今こんな発言をするなど、ポップの言葉を肯定しているようなものだ。
と、不意にミストバーンの反応が変わった。
誰か―――バーンに違いないが―――と交信しているように見える。そうして暫くすると、ポップが指摘した額の黒い塊が大きく揺らぎ、次いで、その肉体のみが掻き消えた。

「あれが…本体」

ポツリと呟いたポップに、目と思しきものがギョロリと向けられ、その姿がシャドーに似た形へと変化していく。

「どういう仕組みでかは知らないが、つまりあれはバーンの肉体で、バーンの戦闘力をあいつが使ってたって事だ」

バーンがどれ程の力を持ち、元から長命な種族の魔族だとしても、生物である以上「老化」は避けられない。それをほぼゼロにする為の方法が「凍れる時の秘法」であり、ミストバーンは本来動かない肉体を守護する存在だと言う事だ。

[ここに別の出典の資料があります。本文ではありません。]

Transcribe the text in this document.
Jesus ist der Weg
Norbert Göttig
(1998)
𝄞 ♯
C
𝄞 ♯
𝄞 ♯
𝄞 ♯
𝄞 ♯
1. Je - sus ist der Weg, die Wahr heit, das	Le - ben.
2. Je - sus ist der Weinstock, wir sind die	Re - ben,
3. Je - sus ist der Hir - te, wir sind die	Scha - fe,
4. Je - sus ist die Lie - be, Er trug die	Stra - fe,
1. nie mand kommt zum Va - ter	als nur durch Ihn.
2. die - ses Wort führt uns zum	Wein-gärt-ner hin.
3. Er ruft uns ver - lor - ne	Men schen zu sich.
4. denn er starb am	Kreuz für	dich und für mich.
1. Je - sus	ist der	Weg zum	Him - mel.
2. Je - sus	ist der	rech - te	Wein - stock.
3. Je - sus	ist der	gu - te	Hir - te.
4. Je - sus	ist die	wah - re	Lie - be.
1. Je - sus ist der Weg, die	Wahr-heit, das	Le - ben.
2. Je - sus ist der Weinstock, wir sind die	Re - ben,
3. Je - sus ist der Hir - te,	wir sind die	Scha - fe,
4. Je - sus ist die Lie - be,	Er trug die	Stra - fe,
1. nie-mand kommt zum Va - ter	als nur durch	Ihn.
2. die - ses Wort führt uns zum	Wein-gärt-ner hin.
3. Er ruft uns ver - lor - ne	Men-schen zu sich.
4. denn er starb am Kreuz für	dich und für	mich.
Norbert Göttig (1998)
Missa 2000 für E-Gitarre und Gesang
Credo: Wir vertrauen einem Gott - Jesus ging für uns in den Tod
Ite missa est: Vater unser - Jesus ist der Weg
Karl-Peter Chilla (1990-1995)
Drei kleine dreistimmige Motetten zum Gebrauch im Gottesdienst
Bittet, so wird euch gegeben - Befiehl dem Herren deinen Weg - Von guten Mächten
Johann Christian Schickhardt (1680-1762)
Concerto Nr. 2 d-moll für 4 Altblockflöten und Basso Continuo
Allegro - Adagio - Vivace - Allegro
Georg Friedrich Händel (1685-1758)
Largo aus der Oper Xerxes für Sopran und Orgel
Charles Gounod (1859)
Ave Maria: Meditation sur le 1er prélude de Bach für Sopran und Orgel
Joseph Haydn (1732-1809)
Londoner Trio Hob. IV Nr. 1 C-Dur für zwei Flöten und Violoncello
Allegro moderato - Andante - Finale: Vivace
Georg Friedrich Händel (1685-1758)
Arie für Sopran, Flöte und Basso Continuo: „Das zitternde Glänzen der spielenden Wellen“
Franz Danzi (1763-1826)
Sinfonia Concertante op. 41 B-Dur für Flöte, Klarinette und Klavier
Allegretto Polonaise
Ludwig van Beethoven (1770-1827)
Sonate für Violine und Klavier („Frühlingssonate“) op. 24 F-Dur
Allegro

「何だよ、そりゃぁ。自分のもんじゃねぇ力を使って、あんな得意げにしてたってのかよ」

ヒムが吐き捨てるように言うと、黒い影が不穏に蠢いた。

〈人形如きが偉そうな口を叩くな〉

「ハン。それでもこれは、オレ自身の力だぜ」

「―――ヒム」

長々とした言い争いになりそうな所を、ポップが止める。
無駄な時間を使っている場合ではないのだ。簡単に言えば、バーンが完全体になったと言う事なのだから。老人の状態でも、あれ程の戦闘力を誇ったバーンが。
一秒でも早く、ダイの所へ行かなければ。